It’s over six years since I was last in the UK. When I arrived yesterday I felt a distinct weirdness, but I’m already over that. In fact right this minute I feel better than I have in weeks if not months.
I thoroughly recommend Emirates. All four legs of my journey were extremely pleasant. The staff were friendly and the food was the best I’ve ever experienced on a long-haul flight. Admittedly I got lucky by having at least one empty seat next to me, and sometimes two, all the way from Sydney. Emirates run a ten-abreast configuration on their 777s, as many airlines unfortunately do these days, and you can really use an empty seat or two there. The airline is a colossus and its mega-hub, Dubai, is heaving with A380s. Emirates fly nearly half of all the four-engined double-decker behemoths in existence. We spent a bit longer than we bargained for in Dubai as all planes were grounded for over an hour thanks to a rogue drone.
I watched some films on the plane but nothing remotely blockbustery (I’m fed up with that). I saw The Man Who Knew Infinity, the story of the great mathematician Ramanujan and his mentor Hardy who was played by Jeremy Irons. Given that it was set in Cambridge and I noticed that both my flight number and row number were prime before I got on the plane, this was an unsurprising choice of movie for me. I then saw Eddie The Eagle, the story of the British ski jumper from my youth, Where to Invade Next?, the Michael Moore film that suddenly made me want to visit Slovenia, and a weird animated film called Anomalisa.
Although everything went without a hitch, apart from the drone, flying half-way around the world without a stopover is always an ordeal. And even at Heathrow, 32 hours after I left Christchurch, there was plenty of travelling yet to endure. I was carrying 35 kilos of luggage. At least I beat the rush hour in London. I’d forgotten just how far it is on the Piccadilly Line from Heathrow: almost an hour. I then scrambled onto the non-stop train to Cambridge and took the new guided bus to St Ives (it actually sprang into action in 2011 not long after I was last here, but it’s new to me). I hit rush hour in Cambridge and I must have been a right pain in the butt on that bus with my bags. It was almost 6pm when I arrived at my parents’ apartment. I got a takeaway curry in town and at 8:30 I was out like a light. I slept for ten hours.

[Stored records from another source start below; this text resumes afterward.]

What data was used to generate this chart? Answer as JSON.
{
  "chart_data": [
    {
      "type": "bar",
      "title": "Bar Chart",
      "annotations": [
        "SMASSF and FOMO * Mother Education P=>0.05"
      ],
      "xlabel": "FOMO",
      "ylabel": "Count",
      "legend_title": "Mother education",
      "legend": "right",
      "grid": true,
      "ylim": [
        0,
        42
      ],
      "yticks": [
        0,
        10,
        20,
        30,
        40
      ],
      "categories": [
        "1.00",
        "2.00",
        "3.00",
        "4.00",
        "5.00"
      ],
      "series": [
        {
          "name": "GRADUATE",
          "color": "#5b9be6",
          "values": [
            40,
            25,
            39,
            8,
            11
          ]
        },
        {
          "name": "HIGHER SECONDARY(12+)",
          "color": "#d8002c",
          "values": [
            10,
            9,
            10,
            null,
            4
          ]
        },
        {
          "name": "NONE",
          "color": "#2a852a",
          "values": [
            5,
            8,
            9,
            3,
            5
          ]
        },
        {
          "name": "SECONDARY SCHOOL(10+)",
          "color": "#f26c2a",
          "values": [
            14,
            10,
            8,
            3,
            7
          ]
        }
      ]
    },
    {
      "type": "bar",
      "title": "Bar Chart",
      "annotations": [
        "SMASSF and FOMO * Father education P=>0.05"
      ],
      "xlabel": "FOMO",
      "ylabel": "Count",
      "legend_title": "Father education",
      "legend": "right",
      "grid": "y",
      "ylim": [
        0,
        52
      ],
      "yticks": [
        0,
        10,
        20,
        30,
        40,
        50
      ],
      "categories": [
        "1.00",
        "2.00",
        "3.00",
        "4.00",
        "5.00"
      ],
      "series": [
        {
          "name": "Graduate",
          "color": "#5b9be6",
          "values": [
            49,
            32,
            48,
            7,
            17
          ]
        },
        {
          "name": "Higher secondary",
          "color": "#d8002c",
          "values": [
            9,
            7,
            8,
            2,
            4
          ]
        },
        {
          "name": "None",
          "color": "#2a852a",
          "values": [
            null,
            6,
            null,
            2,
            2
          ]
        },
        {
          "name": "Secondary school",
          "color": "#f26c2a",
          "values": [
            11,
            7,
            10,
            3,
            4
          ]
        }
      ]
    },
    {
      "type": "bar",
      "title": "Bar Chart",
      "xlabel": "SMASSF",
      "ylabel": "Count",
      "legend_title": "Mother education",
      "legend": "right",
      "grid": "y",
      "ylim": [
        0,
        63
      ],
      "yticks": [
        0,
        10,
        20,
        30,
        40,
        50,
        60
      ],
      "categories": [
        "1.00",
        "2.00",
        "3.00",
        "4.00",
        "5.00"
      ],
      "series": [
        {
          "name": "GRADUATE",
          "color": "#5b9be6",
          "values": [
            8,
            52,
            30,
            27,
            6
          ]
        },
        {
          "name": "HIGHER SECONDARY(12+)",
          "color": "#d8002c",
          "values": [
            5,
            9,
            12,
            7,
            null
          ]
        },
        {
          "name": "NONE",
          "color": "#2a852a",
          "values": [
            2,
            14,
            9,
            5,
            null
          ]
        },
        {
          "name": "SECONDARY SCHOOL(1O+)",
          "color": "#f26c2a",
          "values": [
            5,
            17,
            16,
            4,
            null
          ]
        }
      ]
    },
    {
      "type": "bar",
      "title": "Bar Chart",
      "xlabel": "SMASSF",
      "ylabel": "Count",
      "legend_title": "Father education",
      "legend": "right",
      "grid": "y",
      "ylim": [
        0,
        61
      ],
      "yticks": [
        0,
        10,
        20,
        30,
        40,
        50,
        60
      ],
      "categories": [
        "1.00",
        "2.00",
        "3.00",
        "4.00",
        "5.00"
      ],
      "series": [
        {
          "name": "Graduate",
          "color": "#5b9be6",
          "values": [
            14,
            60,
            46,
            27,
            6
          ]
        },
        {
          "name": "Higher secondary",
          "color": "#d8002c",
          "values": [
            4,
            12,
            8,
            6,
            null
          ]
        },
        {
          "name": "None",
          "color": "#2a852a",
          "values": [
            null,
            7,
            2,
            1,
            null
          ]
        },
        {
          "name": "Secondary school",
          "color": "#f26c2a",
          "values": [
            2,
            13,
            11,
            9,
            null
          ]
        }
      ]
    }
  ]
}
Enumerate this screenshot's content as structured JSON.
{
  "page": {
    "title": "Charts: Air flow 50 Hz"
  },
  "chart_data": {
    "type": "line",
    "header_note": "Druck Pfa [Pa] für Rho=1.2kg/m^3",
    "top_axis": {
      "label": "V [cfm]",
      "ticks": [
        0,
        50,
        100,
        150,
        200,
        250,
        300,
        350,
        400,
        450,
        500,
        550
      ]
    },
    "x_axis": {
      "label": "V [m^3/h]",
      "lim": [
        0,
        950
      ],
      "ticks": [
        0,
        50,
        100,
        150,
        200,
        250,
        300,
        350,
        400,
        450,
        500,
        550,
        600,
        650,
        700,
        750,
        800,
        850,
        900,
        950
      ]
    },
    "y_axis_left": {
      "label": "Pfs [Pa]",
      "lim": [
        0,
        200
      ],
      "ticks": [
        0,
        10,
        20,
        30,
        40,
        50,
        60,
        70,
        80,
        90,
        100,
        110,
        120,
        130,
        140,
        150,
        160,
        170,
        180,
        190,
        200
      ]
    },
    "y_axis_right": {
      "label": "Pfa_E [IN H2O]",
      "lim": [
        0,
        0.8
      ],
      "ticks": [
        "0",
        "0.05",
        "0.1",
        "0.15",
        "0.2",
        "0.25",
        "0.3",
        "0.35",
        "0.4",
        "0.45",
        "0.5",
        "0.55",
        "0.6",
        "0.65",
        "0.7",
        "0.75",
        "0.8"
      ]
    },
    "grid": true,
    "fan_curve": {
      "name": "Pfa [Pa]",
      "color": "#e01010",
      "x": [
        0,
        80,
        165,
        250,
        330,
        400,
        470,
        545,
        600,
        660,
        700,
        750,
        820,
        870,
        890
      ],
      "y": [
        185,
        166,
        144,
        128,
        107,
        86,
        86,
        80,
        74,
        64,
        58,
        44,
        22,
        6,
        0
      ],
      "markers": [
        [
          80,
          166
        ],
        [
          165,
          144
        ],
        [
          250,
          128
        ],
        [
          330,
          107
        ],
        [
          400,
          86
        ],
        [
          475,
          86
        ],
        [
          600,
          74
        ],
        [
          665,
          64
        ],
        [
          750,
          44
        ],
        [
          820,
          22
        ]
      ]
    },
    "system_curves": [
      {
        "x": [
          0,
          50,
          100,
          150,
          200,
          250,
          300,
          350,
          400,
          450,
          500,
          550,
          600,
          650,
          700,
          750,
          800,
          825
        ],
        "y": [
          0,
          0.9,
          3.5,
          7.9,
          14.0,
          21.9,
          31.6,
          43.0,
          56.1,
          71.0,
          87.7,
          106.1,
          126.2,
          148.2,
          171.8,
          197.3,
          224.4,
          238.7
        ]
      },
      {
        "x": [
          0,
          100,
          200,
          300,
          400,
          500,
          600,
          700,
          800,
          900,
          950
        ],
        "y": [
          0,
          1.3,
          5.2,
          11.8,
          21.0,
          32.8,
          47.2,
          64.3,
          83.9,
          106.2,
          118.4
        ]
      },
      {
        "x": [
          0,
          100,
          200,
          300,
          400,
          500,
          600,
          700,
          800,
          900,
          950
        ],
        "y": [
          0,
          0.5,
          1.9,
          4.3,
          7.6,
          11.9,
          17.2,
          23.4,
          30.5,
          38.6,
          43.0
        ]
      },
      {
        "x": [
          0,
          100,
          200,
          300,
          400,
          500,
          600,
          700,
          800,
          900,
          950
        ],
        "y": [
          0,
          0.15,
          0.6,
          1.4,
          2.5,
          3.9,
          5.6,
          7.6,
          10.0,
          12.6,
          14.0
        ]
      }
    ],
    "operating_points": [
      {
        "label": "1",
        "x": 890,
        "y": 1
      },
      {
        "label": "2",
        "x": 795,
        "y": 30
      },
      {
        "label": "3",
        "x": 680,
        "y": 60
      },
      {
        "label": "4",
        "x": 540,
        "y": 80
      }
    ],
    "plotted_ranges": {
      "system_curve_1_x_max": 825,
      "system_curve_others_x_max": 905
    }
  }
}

St Ives has changed surprisingly little. There wasn’t a Polski Sklep last time I was here, and Tom’s Cakes would appear to be healthier than the smoke-filled windowless betting shop I remember. But many of the businesses I remember from 2010, and even as a kid, are still running. And the river, the bridge, the meadow, the things that make St Ives what it is, have hardly changed at all.
My aunt popped in this morning but I missed her. She brought me some food and a copy of the Daily Mail, of which I can only bring myself to read selected bits. I was out FaceTiming my parents from the library and trying to recover the money from my frozen Barclays account.
On Saturday I’ll be going to London to catch up with a friend from university. There was a piece on the news about people born in the eighties being only half as wealthy as those born in the seventies. I was born in ’80, he in ’79. He qualified as an actuary ten years ago and has done very well for himself. He has quite an amazing mind and has always worked hard. I wouldn’t mind being half as wealthy as him.
Why on earth am I doing this? That’s what I thought on Tuesday just before boarding the plane. Even getting to that point was quite a challenge for me. Now I get the feeling that it might, just might, all be worth it.